If the world is primarily made better through private action, then the most morally praiseworthy course available to a highly intelligent person of moderate material tastes might be to pursue a far less inherently interesting career in business or finance, live a middle-​class lifestyle, and devote one’s wealth to various good causes. In this scenario, after all, the intellectual who could make millions for charity as a financier or high-​powered attorney, but prefers to take his compensation in the form of leisure time and interesting work, is not obviously morally better than the actual financier or attorney who uses his monetary compensation to purchase material pleasures. Both are declining to sacrifice personal satisfaction in order to help others—one has just chosen a form of compensation that can’t be taxed and redistributed easily. If private efforts are ineffectual or relatively unimportant compared with political action, however, the intellectual can rest assured that he’s satisfying his moral obligations by paying taxes and writing persuasively in support of the appropriate political remedies.

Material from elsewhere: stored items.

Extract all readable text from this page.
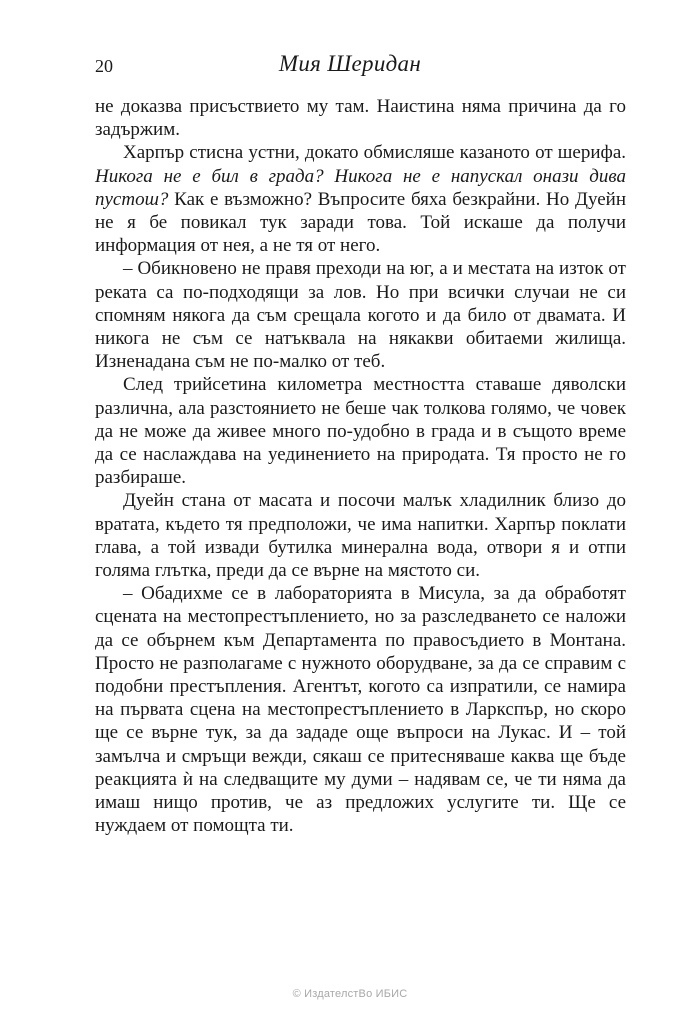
20	Мия Шеридан

не доказва присъствието му там. Наистина няма причина да го задържим.

Харпър стисна устни, докато обмисляше казаното от шерифа. Никога не е бил в града? Никога не е напускал онази дива пустош? Как е възможно? Въпросите бяха безкрайни. Но Дуейн не я бе повикал тук заради това. Той искаше да получи информация от нея, а не тя от него.

– Обикновено не правя преходи на юг, а и местата на изток от реката са по-подходящи за лов. Но при всички случаи не си спомням някога да съм срещала когото и да било от двамата. И никога не съм се натъквала на някакви обитаеми жилища. Изненадана съм не по-малко от теб.

След трийсетина километра местността ставаше дяволски различна, ала разстоянието не беше чак толкова голямо, че човек да не може да живее много по-удобно в града и в същото време да се наслаждава на уединението на природата. Тя просто не го разбираше.

Дуейн стана от масата и посочи малък хладилник близо до вратата, където тя предположи, че има напитки. Харпър поклати глава, а той извади бутилка минерална вода, отвори я и отпи голяма глътка, преди да се върне на мястото си.

– Обадихме се в лабораторията в Мисула, за да обработят сцената на местопрестъплението, но за разследването се наложи да се обърнем към Департамента по правосъдието в Монтана. Просто не разполагаме с нужното оборудване, за да се справим с подобни престъпления. Агентът, когото са изпратили, се намира на първата сцена на местопрестъплението в Ларкспър, но скоро ще се върне тук, за да зададе още въпроси на Лукас. И – той замълча и смръщи вежди, сякаш се притесняваше каква ще бъде реакцията ѝ на следващите му думи – надявам се, че ти няма да имаш нищо против, че аз предложих услугите ти. Ще се нуждаем от помощта ти.

© ИздателстВо ИБИС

This account seems consistent with our current political rhetoric, in which progressive political views are taken to signify compassion and concern for the badly off, while conservative or libertarian views are (progressives often say) evidence of callousness or selfishness. As Jason Brennan observes in a recent post at Bleeding Heart Libertarians, there’s something a little odd about using political views as a metric of compassion or selfishness. Talk, after all, is cheap: It costs nothing to express verbal support for a policy or candidate. One might think a better measure would be some indicia of compassion that involve a modicum of sacrifice—charitable donations or hours volunteered—and by these measures, Brennan claims the evidence is that progressives fare no better than anyone else. But of course, if you assume that political mechanisms are vastly superior to private ones, then writing blog posts and op-​eds supporting progressive policies (as opposed to giving large sums to charity or working in a soup kitchen) may be the more morally relevant way of expressing compassion.

Of course, many intellectuals of every ideological stripe also give to charity or volunteer, and some lack the temperament that would make high-​paying corporate work a realistic alternative. And one can just as easily tell a complementary story that explains why private businessmen would be disposed to believe (either because of selction effects or post hoc rationalization) that contributing to private economic growth is the best way to improve the world.

Still, combined with the effect of social information cascades, this account provides one reason we might expect wordsmith intellectuals to favor progressive views independently of whether these views are the best supported by arguments: It is on these views that—by engaging in intellectual activity, and by voting and advocating for the appropriate policies—intellectuals are already best meeting their moral obligation to help make the world better, even if other career choices might enable them to make larger direct, material contributions. This line of reasoning is no excuse for libertarians to become glibly complacent in their views, or to substitute psychoanalytic for substantive responses to specific progressive arguments. But it is, perhaps, reason to be less worried that the predominance of progressive views among intellectuals is, in itself, necessarily strong evidence against the libertarian position.